La rencontre est d’autant plus belle en vérité que le chemin est plus long, la connaissance de l’autre si imparfaite, fût-il un proche, un enfant ! Que sait en effet Ousmane de ce fils parti vivre à Londres et qu’il n’a plus vu depuis 15 ans, depuis ses 6 ans ? Que connaît Elizabeth de l’intimité de sa fille, de son intérieur, de ses amours ? Et, à l’égard d’Ousmane, Elizabeth souffre de racisme ordinaire - c’est le cas de le dire : elle va en prendre conscience et s’amender.
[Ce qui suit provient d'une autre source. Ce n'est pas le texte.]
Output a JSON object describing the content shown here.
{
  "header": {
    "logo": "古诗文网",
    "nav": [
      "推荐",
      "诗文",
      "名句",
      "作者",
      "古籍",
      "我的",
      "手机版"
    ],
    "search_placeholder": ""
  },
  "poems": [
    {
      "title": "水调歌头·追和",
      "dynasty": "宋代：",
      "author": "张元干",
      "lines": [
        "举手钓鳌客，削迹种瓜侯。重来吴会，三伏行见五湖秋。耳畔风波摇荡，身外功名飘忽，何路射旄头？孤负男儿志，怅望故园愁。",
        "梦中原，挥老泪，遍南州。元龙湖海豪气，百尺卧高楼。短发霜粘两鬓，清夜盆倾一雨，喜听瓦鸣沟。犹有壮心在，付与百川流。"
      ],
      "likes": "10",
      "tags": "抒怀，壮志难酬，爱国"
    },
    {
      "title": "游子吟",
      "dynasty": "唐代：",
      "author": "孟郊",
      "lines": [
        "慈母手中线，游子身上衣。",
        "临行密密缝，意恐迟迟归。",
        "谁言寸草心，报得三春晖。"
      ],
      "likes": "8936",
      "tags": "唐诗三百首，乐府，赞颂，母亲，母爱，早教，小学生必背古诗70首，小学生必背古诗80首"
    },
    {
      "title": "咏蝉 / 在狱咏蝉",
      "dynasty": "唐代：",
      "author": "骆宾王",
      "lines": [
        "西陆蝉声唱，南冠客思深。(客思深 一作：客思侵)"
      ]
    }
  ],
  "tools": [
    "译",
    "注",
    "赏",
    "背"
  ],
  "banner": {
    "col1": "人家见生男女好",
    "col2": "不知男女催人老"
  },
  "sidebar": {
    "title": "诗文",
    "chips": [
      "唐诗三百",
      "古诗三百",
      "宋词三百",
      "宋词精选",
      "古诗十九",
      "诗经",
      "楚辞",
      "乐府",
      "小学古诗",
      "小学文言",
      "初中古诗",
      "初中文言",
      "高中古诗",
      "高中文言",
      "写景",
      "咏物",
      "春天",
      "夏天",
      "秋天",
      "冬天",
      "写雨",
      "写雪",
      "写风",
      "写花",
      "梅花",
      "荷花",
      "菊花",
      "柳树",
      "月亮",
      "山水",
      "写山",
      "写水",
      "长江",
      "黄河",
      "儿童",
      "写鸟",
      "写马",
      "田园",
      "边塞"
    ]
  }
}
Elle ne peut d’abord croire que le vieil homme - un Noir Musulman ! - à l’entrée de l’hôtel n’est autre qu’ Ousmane qui l’a appelée pour lui montrer la photo de leurs enfants... Un homme long comme un jour sans pain, avec ces longs cheveux en dreadlocks...Comment sa fille a-t-elle pu s’amouracher d’Ali, un Noir ? Est-ce bien elle à la mosquée ? Que diable avait-elle besoin de prendre des cours d’arabe avec cet Ali ? Et pourtant, ils se sont aimés. Et leur mort commune, plus encore que leur amour, invite Elizabeth et Ousmane à s’apprécier, à se découvrir - leur enjoint de s’aimer. On songe au chant d’Ousmane pour consoler Elizabeth pliant les affaires de la jeune fille disparue - ou à l’étreinte furtive, si forte, si silencieuse de la fin. Un film pas si conventionnel que le prétendent "Les Inrockuptibles" - l’universalisme, la tolérance ( où se dilueraient les singularités culturelles ?) ne sont pas forcément si mièvres en ces temps de débats sur l’identité nationale.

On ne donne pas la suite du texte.